Antibiotics: More Complicated Every Day
You’ve all faced it. The crying child comes into the exam room with an earache, classic acute otitis media. The exhausted parent wants you to do something, anything, to make the child feel better.
You may feel pressure to prescribe an antibiotic, even if the case appears appropriate for “watchful waiting.” In the era of antibiotic stewardship paired with a strong emphasis on family satisfaction, what’s a primary care pediatrician to do?
Research indicates the parental pressure you’re feeling might not necessarily be to give the child medication. Instead, after receiving a diagnosis, parents crave to know: 1) What can I do to help my child now? 2) What can we expect the disease course to be? 3) What is the contingency plan if the illness doesn’t follow expectations?
I’m co-investigator on a study led by Rita Mangione-Smith, MD, MPH, of Seattle Children’s Hospital, that is exploring communication strategies and training, aiming to uncover how to best get the message to parents. The need to reduce antibiotic use is well documented and multidimensional. The very real problem of antibiotic resistance has led to data-driven recommendations to avoid antibiotic prescribing when safe, or, when they are indicated, prescribe narrow spectrum antibiotics for shorter durations.
Another factor to consider is side effects. Statistics that show antibiotics account for more Emergency Department visits for adverse side effects than any other medication.

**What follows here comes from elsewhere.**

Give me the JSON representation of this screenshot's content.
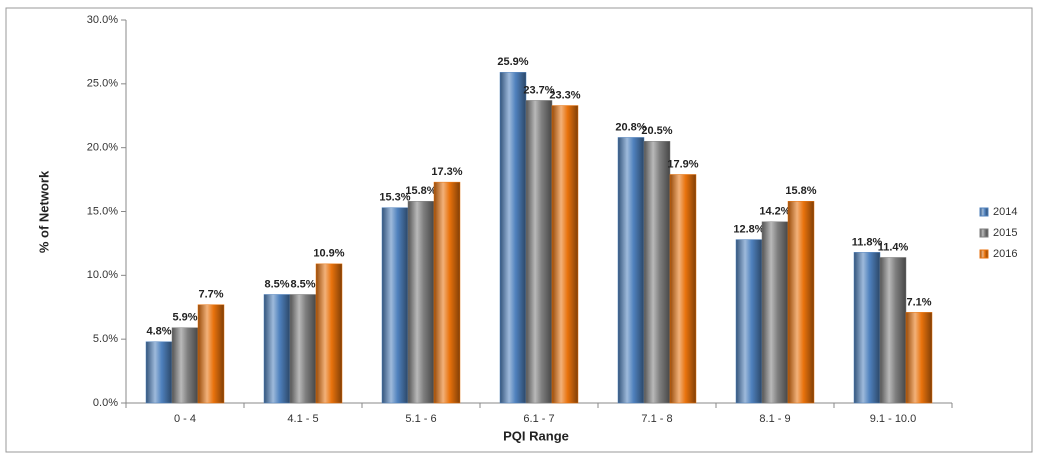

And even common, less serious side effects like diarrhea occur in up to 25% of patients.
New concerns involve dysbiosis of the gut microbiome. Early-stage research suggests an association between dysbiosis and a variety of chronic diseases. A current study at CHOP is enrolling 400 newborns and will track the effect of antibiotics on the microbiome.
Some of these data might help inform what can be a complicated risk-benefit analysis, especially when you perceive parents are demanding antibiotics.